It is with a feeling of the deepest and most sincere gratitude that I wish to tell of an experience I had a year or two ago, which once more proved God's omniscience, omnipresence, and continuity. It was my privilege, while visiting at a cousin's home in the West, to read the Lesson-Sermons given in the Christian Science Quarterly, at her request, to my baby cousin, who attends the Christian Science Sunday School. Although only three years of age, she understood the Word of God and had demonstrated it. One day we finished with the ninety-first Psalm. Before leaving the room the child asked me to put a pair of my shoe trees in her slippers, which I did. While I was speaking to her mother she tried to remove one of them, one which had been broken. As she pulled at it, it let go and sprang back, striking her eye. The mother, a student of Christian Science, without looking at the eye, took the child to another room and audibly spoke the truth to the little one.

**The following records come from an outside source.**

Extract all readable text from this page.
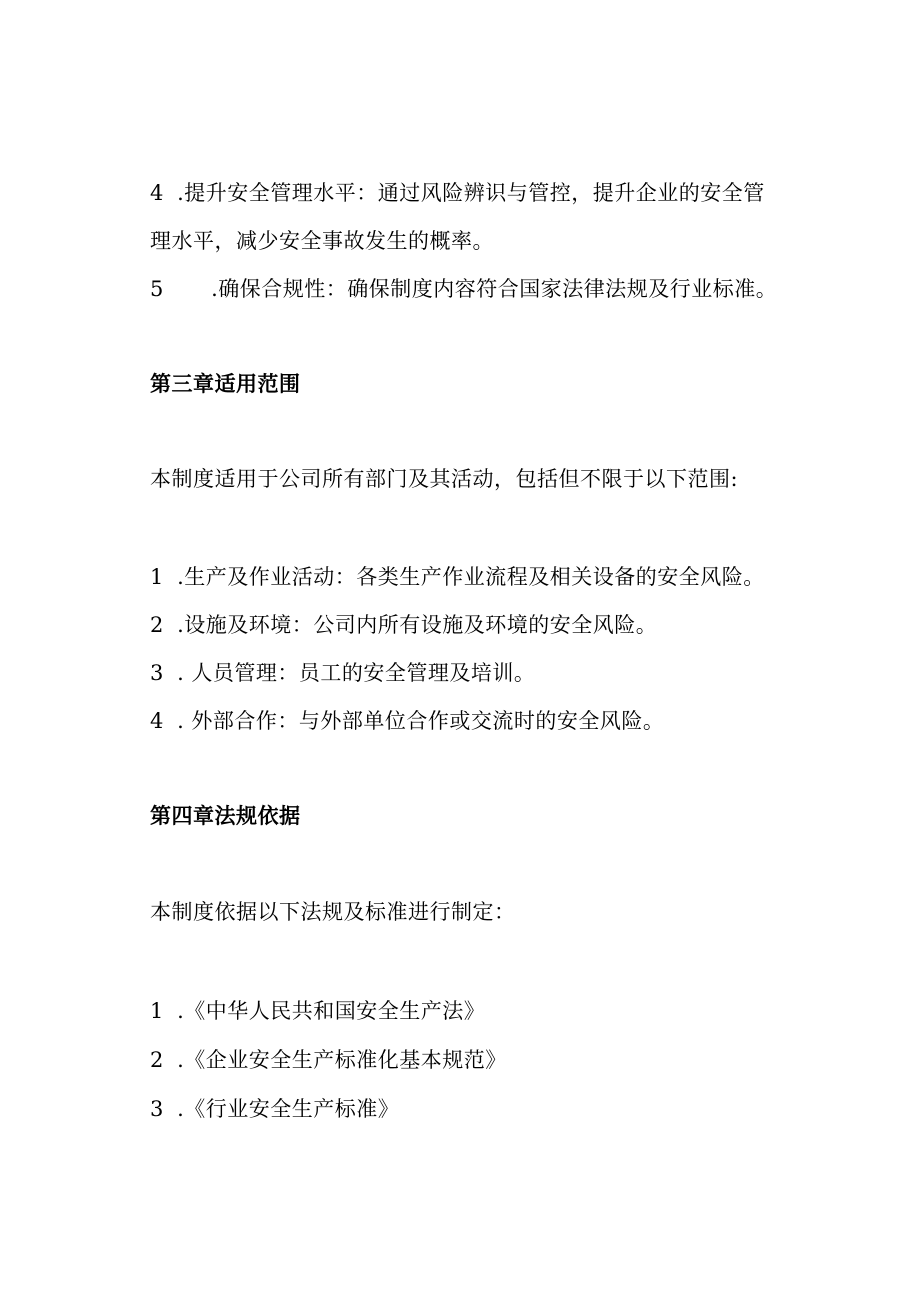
4 .提升安全管理水平：通过风险辨识与管控，提升企业的安全管
理水平，减少安全事故发生的概率。
5 .确保合规性：确保制度内容符合国家法律法规及行业标准。
第三章适用范围
本制度适用于公司所有部门及其活动，包括但不限于以下范围:
1 .生产及作业活动：各类生产作业流程及相关设备的安全风险。
2 .设施及环境：公司内所有设施及环境的安全风险。
3 . 人员管理：员工的安全管理及培训。
4 . 外部合作：与外部单位合作或交流时的安全风险。
第四章法规依据
本制度依据以下法规及标准进行制定：
1 .《中华人民共和国安全生产法》
2 .《企业安全生产标准化基本规范》
3 .《行业安全生产标准》
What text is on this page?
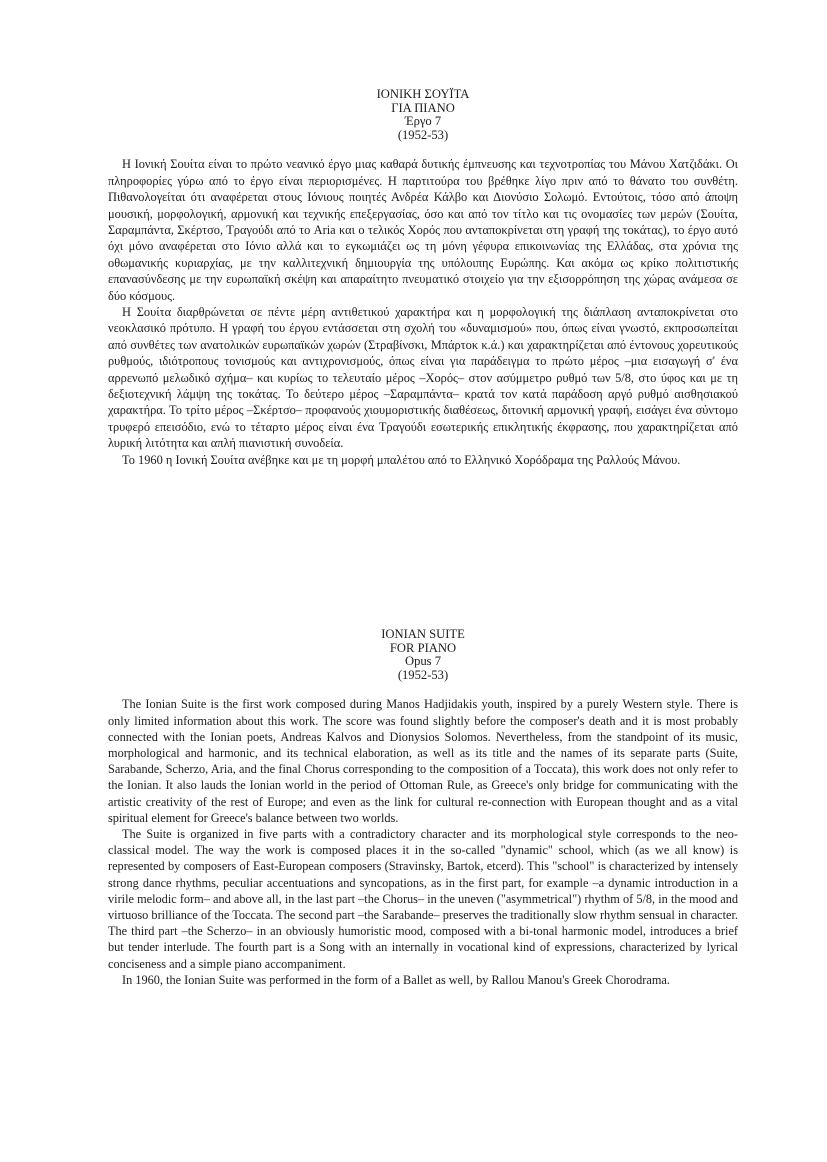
ΙΟΝΙΚΗ ΣΟΥΪΤΑ
ΓΙΑ ΠΙΑΝΟ
Έργο 7
(1952-53)

Η Ιονική Σουίτα είναι το πρώτο νεανικό έργο μιας καθαρά δυτικής έμπνευσης και τεχνοτροπίας του Μάνου Χατζιδάκι. Οι πληροφορίες γύρω από το έργο είναι περιορισμένες. Η παρτιτούρα του βρέθηκε λίγο πριν από το θάνατο του συνθέτη. Πιθανολογείται ότι αναφέρεται στους Ιόνιους ποιητές Ανδρέα Κάλβο και Διονύσιο Σολωμό. Εντούτοις, τόσο από άποψη μουσική, μορφολογική, αρμονική και τεχνικής επεξεργασίας, όσο και από τον τίτλο και τις ονομασίες των μερών (Σουίτα, Σαραμπάντα, Σκέρτσο, Τραγούδι από το Aria και ο τελικός Χορός που ανταποκρίνεται στη γραφή της τοκάτας), το έργο αυτό όχι μόνο αναφέρεται στο Ιόνιο αλλά και το εγκωμιάζει ως τη μόνη γέφυρα επικοινωνίας της Ελλάδας, στα χρόνια της οθωμανικής κυριαρχίας, με την καλλιτεχνική δημιουργία της υπόλοιπης Ευρώπης. Και ακόμα ως κρίκο πολιτιστικής επανασύνδεσης με την ευρωπαϊκή σκέψη και απαραίτητο πνευματικό στοιχείο για την εξισορρόπηση της χώρας ανάμεσα σε δύο κόσμους.

Η Σουίτα διαρθρώνεται σε πέντε μέρη αντιθετικού χαρακτήρα και η μορφολογική της διάπλαση ανταποκρίνεται στο νεοκλασικό πρότυπο. Η γραφή του έργου εντάσσεται στη σχολή του «δυναμισμού» που, όπως είναι γνωστό, εκπροσωπείται από συνθέτες των ανατολικών ευρωπαϊκών χωρών (Στραβίνσκι, Μπάρτοκ κ.ά.) και χαρακτηρίζεται από έντονους χορευτικούς ρυθμούς, ιδιότροπους τονισμούς και αντιχρονισμούς, όπως είναι για παράδειγμα το πρώτο μέρος –μια εισαγωγή σ' ένα αρρενωπό μελωδικό σχήμα– και κυρίως το τελευταίο μέρος –Χορός– στον ασύμμετρο ρυθμό των 5/8, στο ύφος και με τη δεξιοτεχνική λάμψη της τοκάτας. Το δεύτερο μέρος –Σαραμπάντα– κρατά τον κατά παράδοση αργό ρυθμό αισθησιακού χαρακτήρα. Το τρίτο μέρος –Σκέρτσο– προφανούς χιουμοριστικής διαθέσεως, διτονική αρμονική γραφή, εισάγει ένα σύντομο τρυφερό επεισόδιο, ενώ το τέταρτο μέρος είναι ένα Τραγούδι εσωτερικής επικλητικής έκφρασης, που χαρακτηρίζεται από λυρική λιτότητα και απλή πιανιστική συνοδεία.

Το 1960 η Ιονική Σουίτα ανέβηκε και με τη μορφή μπαλέτου από το Ελληνικό Χορόδραμα της Ραλλούς Μάνου.

IONIAN SUITE
FOR PIANO
Opus 7
(1952-53)

The Ionian Suite is the first work composed during Manos Hadjidakis youth, inspired by a purely Western style. There is only limited information about this work. The score was found slightly before the composer's death and it is most probably connected with the Ionian poets, Andreas Kalvos and Dionysios Solomos. Nevertheless, from the standpoint of its music, morphological and harmonic, and its technical elaboration, as well as its title and the names of its separate parts (Suite, Sarabande, Scherzo, Aria, and the final Chorus corresponding to the composition of a Toccata), this work does not only refer to the Ionian. It also lauds the Ionian world in the period of Ottoman Rule, as Greece's only bridge for communicating with the artistic creativity of the rest of Europe; and even as the link for cultural re-connection with European thought and as a vital spiritual element for Greece's balance between two worlds.

The Suite is organized in five parts with a contradictory character and its morphological style corresponds to the neo-classical model. The way the work is composed places it in the so-called "dynamic" school, which (as we all know) is represented by composers of East-European composers (Stravinsky, Bartok, etcerd). This "school" is characterized by intensely strong dance rhythms, peculiar accentuations and syncopations, as in the first part, for example –a dynamic introduction in a virile melodic form– and above all, in the last part –the Chorus– in the uneven ("asymmetrical") rhythm of 5/8, in the mood and virtuoso brilliance of the Toccata. The second part –the Sarabande– preserves the traditionally slow rhythm sensual in character. The third part –the Scherzo– in an obviously humoristic mood, composed with a bi-tonal harmonic model, introduces a brief but tender interlude. The fourth part is a Song with an internally in vocational kind of expressions, characterized by lyrical conciseness and a simple piano accompaniment.

In 1960, the Ionian Suite was performed in the form of a Ballet as well, by Rallou Manou's Greek Chorodrama.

The mother and child sang "Shepherd, show me how to go" (Miscellaneous Writings, pp. 397, 398; Poems, p. 14) . Although the little one sang it between sobs, the tears and sobs were quickly over, and the blood stopped. The sharp end of the shoe tree had cut her upper lid two ways, but God's Word was "quick, and powerful, and sharper than any twoedged sword." Within eight minutes the child was out playing, happy in the realization that God is her Father, Mother, and her protection.

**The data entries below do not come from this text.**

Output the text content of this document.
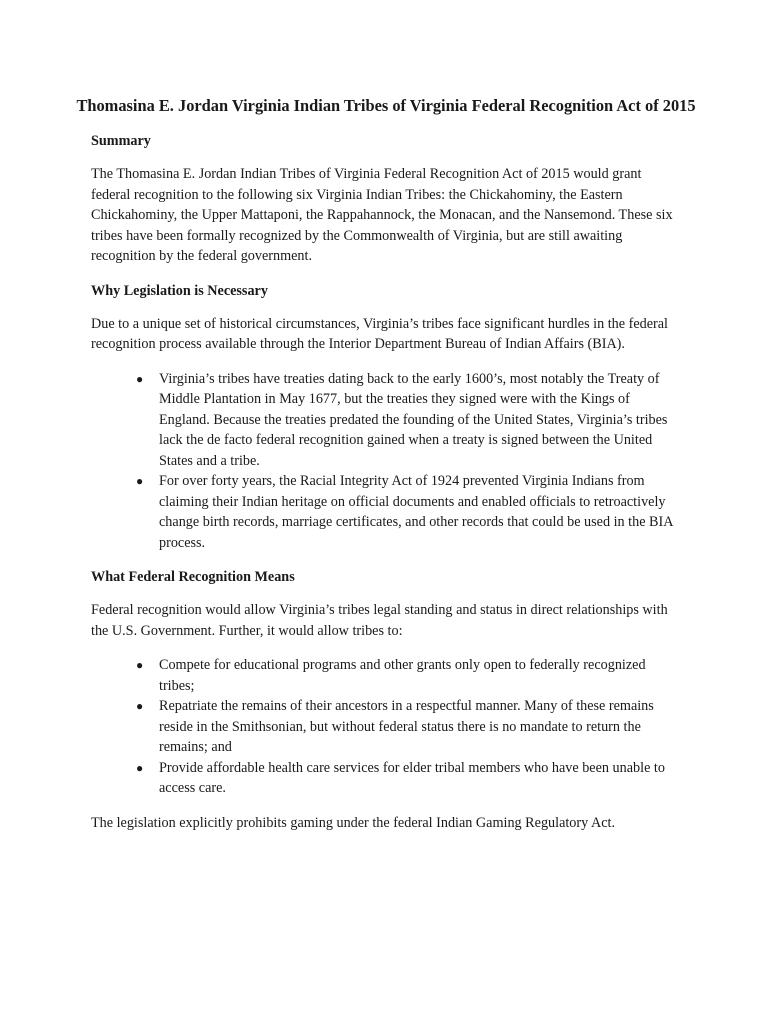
Thomasina E. Jordan Virginia Indian Tribes of Virginia Federal Recognition Act of 2015
Summary

The Thomasina E. Jordan Indian Tribes of Virginia Federal Recognition Act of 2015 would grant federal recognition to the following six Virginia Indian Tribes: the Chickahominy, the Eastern Chickahominy, the Upper Mattaponi, the Rappahannock, the Monacan, and the Nansemond. These six tribes have been formally recognized by the Commonwealth of Virginia, but are still awaiting recognition by the federal government.

Why Legislation is Necessary

Due to a unique set of historical circumstances, Virginia’s tribes face significant hurdles in the federal recognition process available through the Interior Department Bureau of Indian Affairs (BIA).

● Virginia’s tribes have treaties dating back to the early 1600’s, most notably the Treaty of Middle Plantation in May 1677, but the treaties they signed were with the Kings of England. Because the treaties predated the founding of the United States, Virginia’s tribes lack the de facto federal recognition gained when a treaty is signed between the United States and a tribe.
● For over forty years, the Racial Integrity Act of 1924 prevented Virginia Indians from claiming their Indian heritage on official documents and enabled officials to retroactively change birth records, marriage certificates, and other records that could be used in the BIA process.
What Federal Recognition Means

Federal recognition would allow Virginia’s tribes legal standing and status in direct relationships with the U.S. Government. Further, it would allow tribes to:

● Compete for educational programs and other grants only open to federally recognized tribes;
● Repatriate the remains of their ancestors in a respectful manner. Many of these remains reside in the Smithsonian, but without federal status there is no mandate to return the remains; and
● Provide affordable health care services for elder tribal members who have been unable to access care.

The legislation explicitly prohibits gaming under the federal Indian Gaming Regulatory Act.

My family became interested in Christian Science about nineteen years ago, and we have since had no material help whatsoever. My father was cured of muscular rheumatism, although according to the doctors he could not live. I too was raised from what the doctors declared was my deathbed. Every day we have been protected and guided. I am indeed grateful for what God has done for me and mine, and for the privilege of attending the Christian Science Sunday School, which has always meant so much to me.